Country music just seems to be a gold mine for topics to muse about. A catchy song called Everybody Wants To Go To Heaven caught my ear. Kenny Chesney sings that everybody wants to go to heaven but they are just not interested in going any time soon. I am aware that Chesney is not a theologian so I am not throwing him under his tour bus but there is some shaky theology in this song. For example, these lyrics reflect the beliefs of many people and churches in this nation. It used to be mine.
Preacher told me last Sunday mornin`
Son, you better start livin` right
You need to quit the women and whiskey
And carrying on all night
My issues might not have been whiskey and carrying on all night but I had plenty of my own. And that was my church upbringing. Preachers telling me I had to do better, shape up, quit sinning and live right. It was always mixed with a large dose of what if. If you don’t live right you won’t go to heaven. If you do bad things you will lose your salvation and you won’t go to heaven. If you don’t believe the doctrine of this church you won’t go to heaven. So getting to heaven meant conforming my behavior to earn God’s favor by their own list of rules.
The problem in the message of this song and my upbringing is that the onus falls on the sinner to shape up and quit sinning. Good luck. Can’t do it. The next verse also suggests that we can do something to reduce our sin debt.
Said preacher maybe you didn`t see me
Throw an extra twenty in the plate
Donations for past or future sins won’t get it done. The problem is not a list of bad behaviors that some denomination prioritizes. The problem is sin. No word as powerfully communicates any behavior that separates me from a Holy God. The law did not convict me of blunders, slip-ups and shortcomings. The law convicted me of sin. When we reduce the power of the concept of sin we negate the awesome gift of grace. You don’t need grace to rescue you from idiosyncrasies.
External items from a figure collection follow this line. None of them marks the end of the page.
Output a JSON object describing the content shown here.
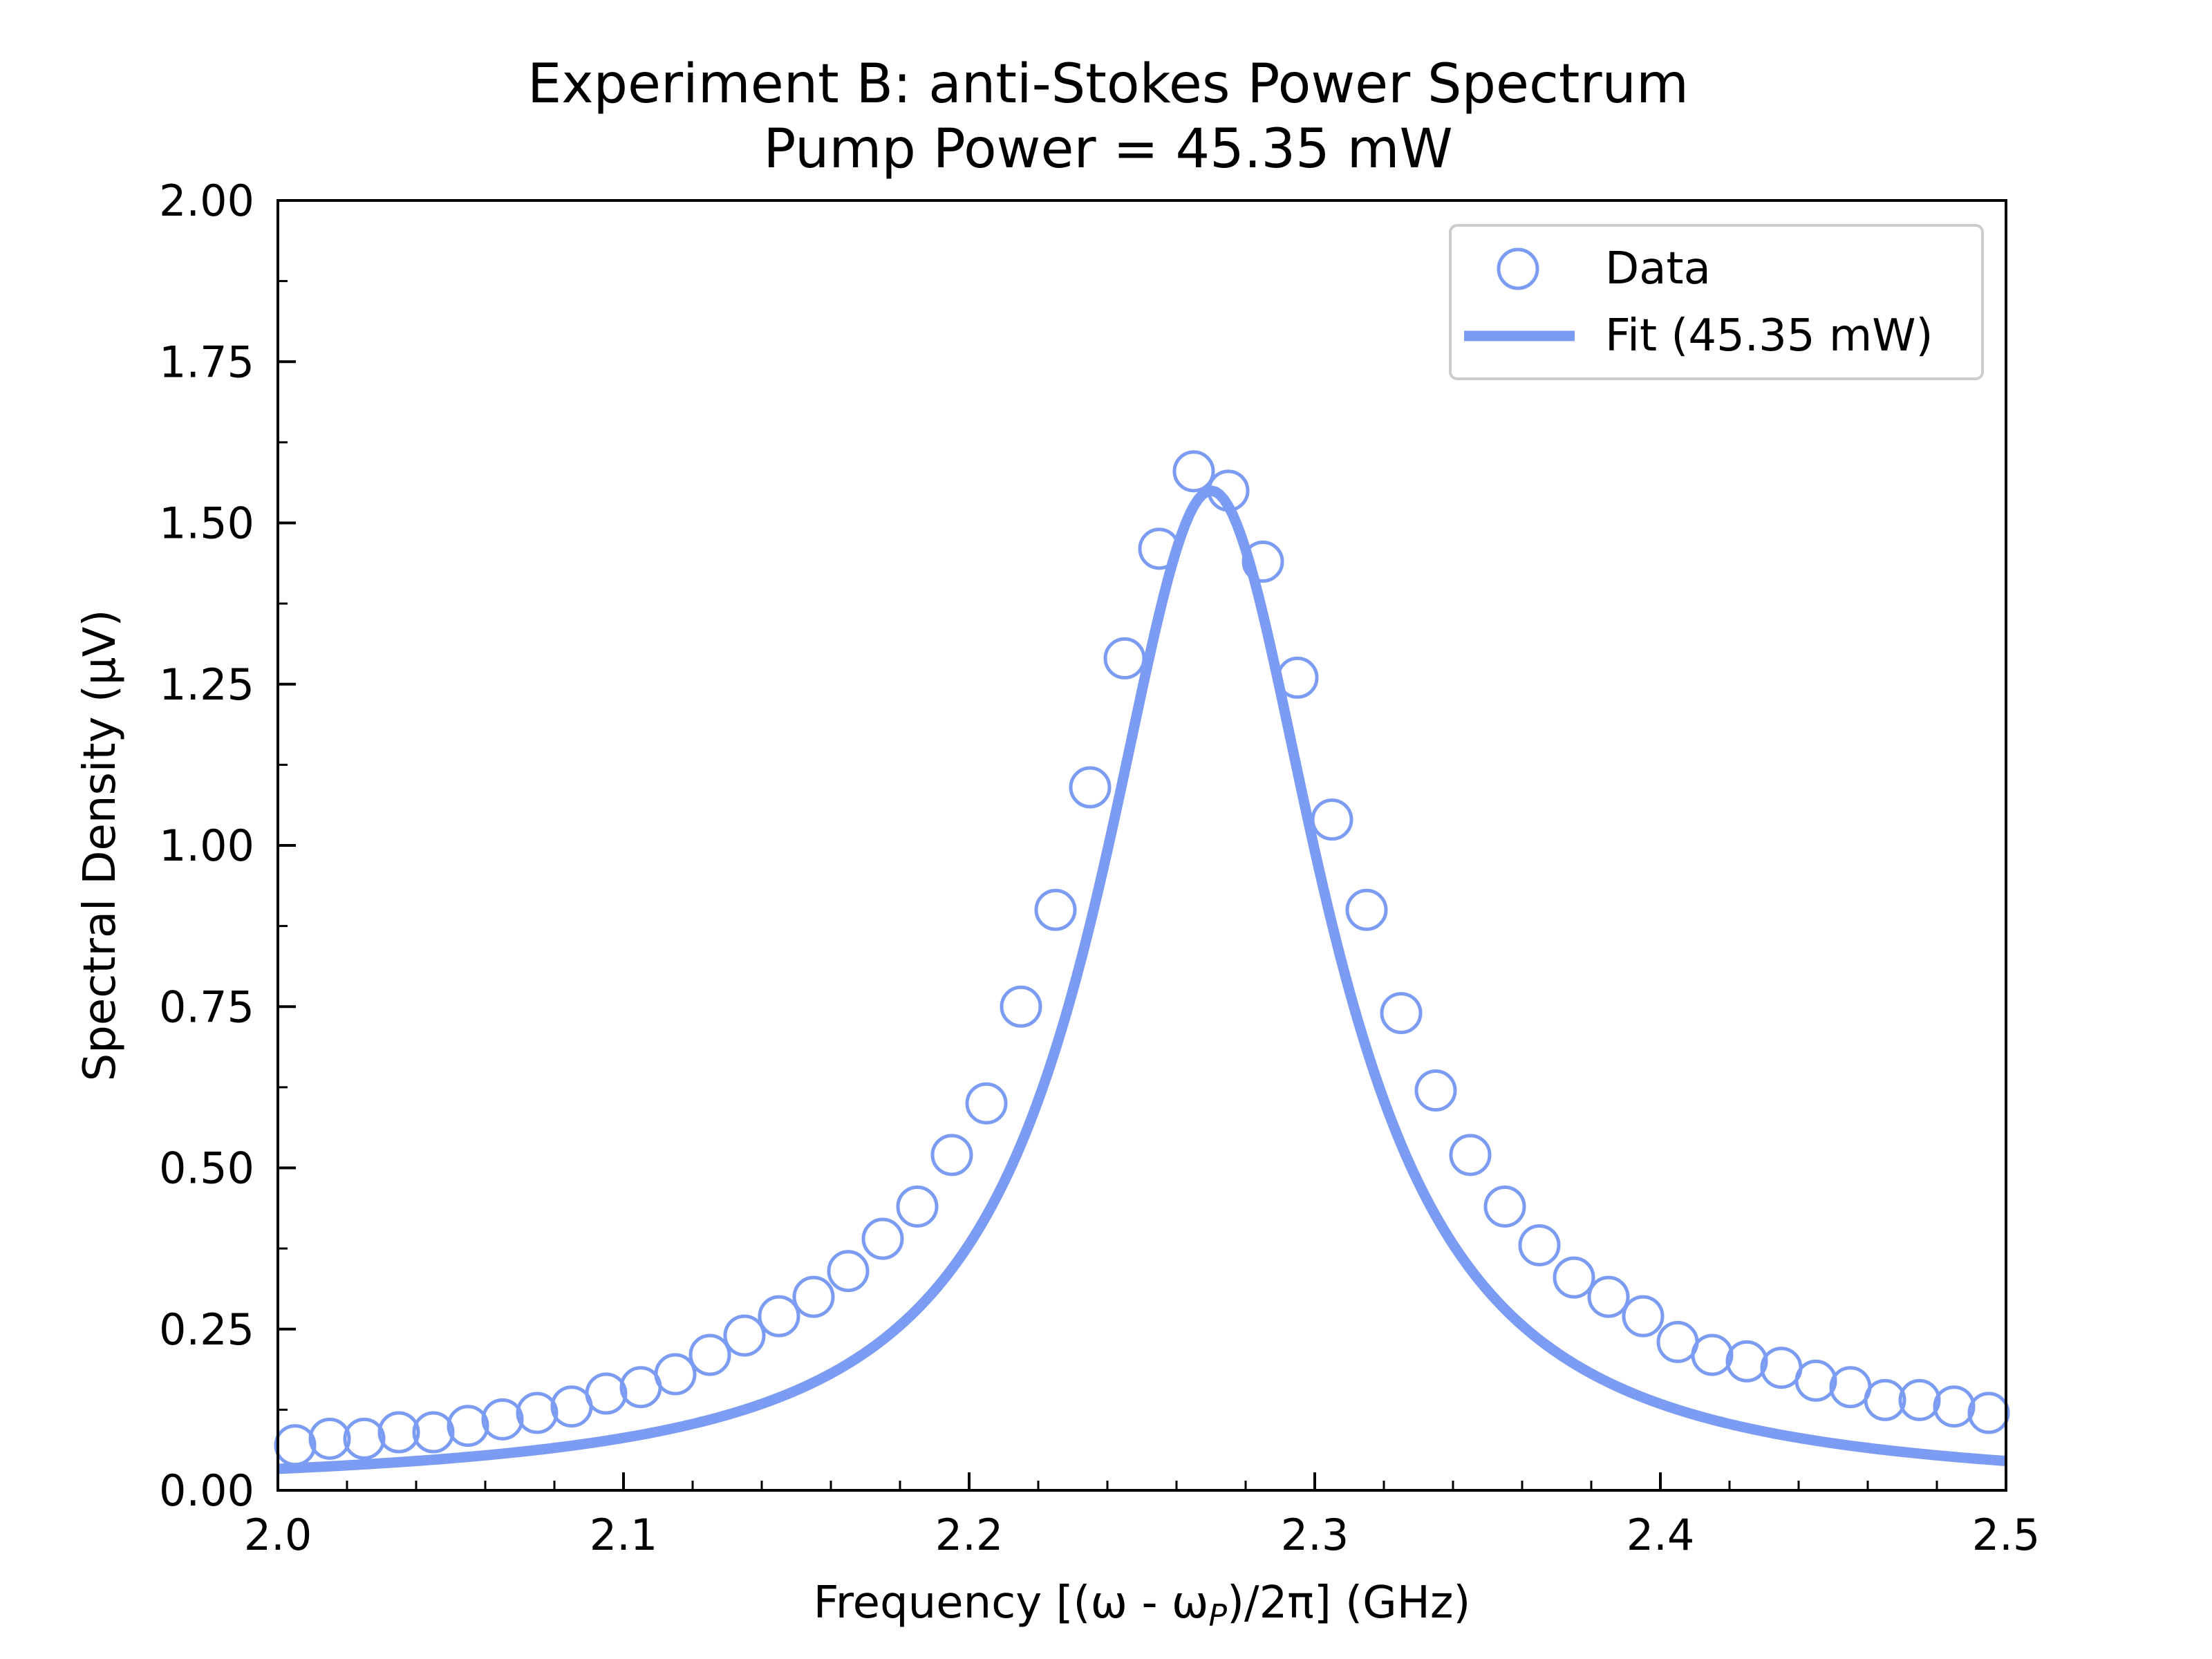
{
  "chart_data": {
    "type": "line",
    "title": "Experiment B: anti-Stokes Power Spectrum",
    "subtitle": "Pump Power = 45.35 mW",
    "xlabel": "Frequency [(ω - ωP)/2π] (GHz)",
    "ylabel": "Spectral Density (μV)",
    "xlim": [
      2.0,
      2.5
    ],
    "ylim": [
      0.0,
      2.0
    ],
    "xticks": [
      "2.0",
      "2.1",
      "2.2",
      "2.3",
      "2.4",
      "2.5"
    ],
    "yticks": [
      "0.00",
      "0.25",
      "0.50",
      "0.75",
      "1.00",
      "1.25",
      "1.50",
      "1.75",
      "2.00"
    ],
    "grid": false,
    "legend_position": "top-right",
    "color": "#7b9cf2",
    "series": [
      {
        "name": "Data",
        "kind": "scatter-open-circles",
        "x": [
          2.005,
          2.015,
          2.025,
          2.035,
          2.045,
          2.055,
          2.065,
          2.075,
          2.085,
          2.095,
          2.105,
          2.115,
          2.125,
          2.135,
          2.145,
          2.155,
          2.165,
          2.175,
          2.185,
          2.195,
          2.205,
          2.215,
          2.225,
          2.235,
          2.245,
          2.255,
          2.265,
          2.275,
          2.285,
          2.295,
          2.305,
          2.315,
          2.325,
          2.335,
          2.345,
          2.355,
          2.365,
          2.375,
          2.385,
          2.395,
          2.405,
          2.415,
          2.425,
          2.435,
          2.445,
          2.455,
          2.465,
          2.475,
          2.485,
          2.495
        ],
        "y": [
          0.07,
          0.08,
          0.08,
          0.09,
          0.09,
          0.1,
          0.11,
          0.12,
          0.13,
          0.15,
          0.16,
          0.18,
          0.21,
          0.24,
          0.27,
          0.3,
          0.34,
          0.39,
          0.44,
          0.52,
          0.6,
          0.75,
          0.9,
          1.09,
          1.29,
          1.46,
          1.58,
          1.55,
          1.44,
          1.26,
          1.04,
          0.9,
          0.74,
          0.62,
          0.52,
          0.44,
          0.38,
          0.33,
          0.3,
          0.27,
          0.23,
          0.21,
          0.2,
          0.19,
          0.17,
          0.16,
          0.14,
          0.14,
          0.13,
          0.12
        ]
      },
      {
        "name": "Fit (45.35 mW)",
        "kind": "lorentzian-fit-line",
        "center": 2.27,
        "half_width": 0.04,
        "amplitude": 1.55,
        "offset": 0.0
      }
    ]
  }
}
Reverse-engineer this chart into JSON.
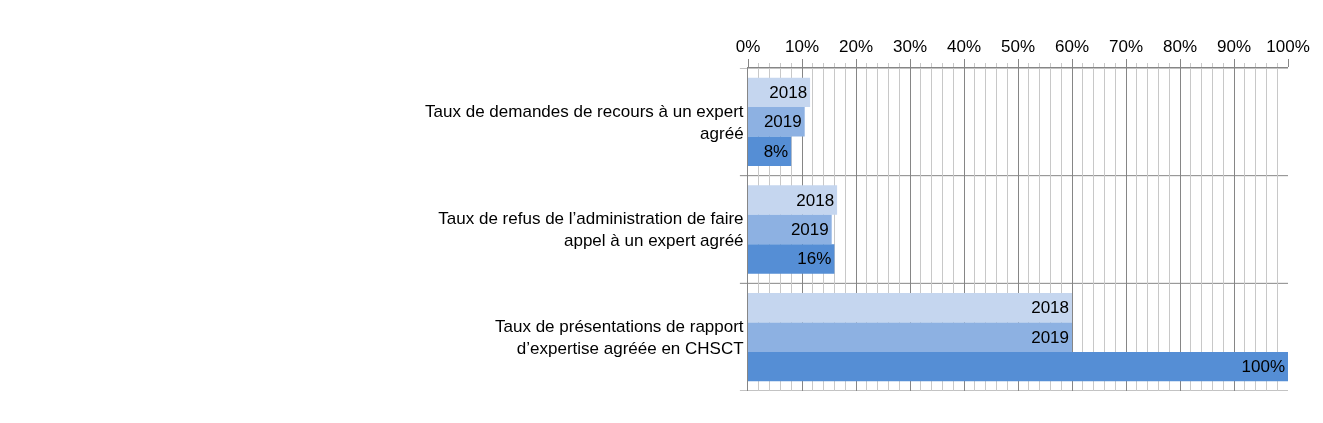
{
  "chart_data": {
    "type": "bar",
    "orientation": "horizontal",
    "categories": [
      "Taux de demandes de recours à un expert agréé",
      "Taux de refus de l’administration de faire appel à un expert agréé",
      "Taux de présentations de rapport d’expertise agréée en CHSCT"
    ],
    "series": [
      {
        "name": "2018",
        "color": "#c5d6ef",
        "values": [
          11.5,
          16.5,
          60
        ]
      },
      {
        "name": "2019",
        "color": "#8db1e2",
        "values": [
          10.5,
          15.5,
          60
        ]
      },
      {
        "color": "#558ed5",
        "values": [
          8,
          16,
          100
        ],
        "value_labels": [
          "8%",
          "16%",
          "100%"
        ]
      }
    ],
    "xlim": [
      0,
      100
    ],
    "xticks": [
      {
        "value": 0,
        "label": "0%"
      },
      {
        "value": 10,
        "label": "10%"
      },
      {
        "value": 20,
        "label": "20%"
      },
      {
        "value": 30,
        "label": "30%"
      },
      {
        "value": 40,
        "label": "40%"
      },
      {
        "value": 50,
        "label": "50%"
      },
      {
        "value": 60,
        "label": "60%"
      },
      {
        "value": 70,
        "label": "70%"
      },
      {
        "value": 80,
        "label": "80%"
      },
      {
        "value": 90,
        "label": "90%"
      },
      {
        "value": 100,
        "label": "100%"
      }
    ],
    "grid": true,
    "legend": false
  }
}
I haven’t been moved by a hymn that says…
How sweet the sound,
That empowered a dysfunctional but spiritually seeking and fundamentally good person like me.
Somehow John Newton’s original line about saving a wretch like me hits a little closer to my story. I am not talking about self-bashing and looking for fault. I am not talking about the potential false humility of spiritual groveling. I am talking about the mind boggling prospect of facing a holy and sinless God with the resume that I would have to present. Am I a good person? Yeah, I think so. Am I up to that appointment without the redemptive endorsement of Jesus? No way. The classic hymn He Took My Sins Away by Margaret Harris would lose some luster if many in our current culture were writing it today. Here is the refrain as she wrote it in 1901.
He took my sins away, He took my sins away,
And keeps me singing every day!
I’m so glad He took my sins away,
He took my sins away.
One hundred and seven years later it might go something like this…
He recognized my dysfunctional past, He helped me find my inner voice
And showed me it was not my fault
I’m so glad He understood my syndrome
He took away my responsibility.
Same verse…everybody sing along now.
Sin breaks the covenant between a Holy God and myself. God doesn’t have scales to weigh our sins versus our good deeds. Sin separates me from relationship with God. I had a sin problem and I needed that fixed. Jesus came to fix it. That gift of forgiveness is incomprehensible. Jesus called sin by it’s name. And He said if we believe in faith that He came to deal with that sin debt then He will call us by another name. His Child. All it takes is accepting the gift of salvation. That is how you get to heaven.
Don`t you wanna hear him call your name
When you`re standin` at the pearly gates
Indeed I do. But my name will not be called because of any great things I have done. It will be called because of Jesus. My name was permanently added to the list the day I put my belief and faith in Him.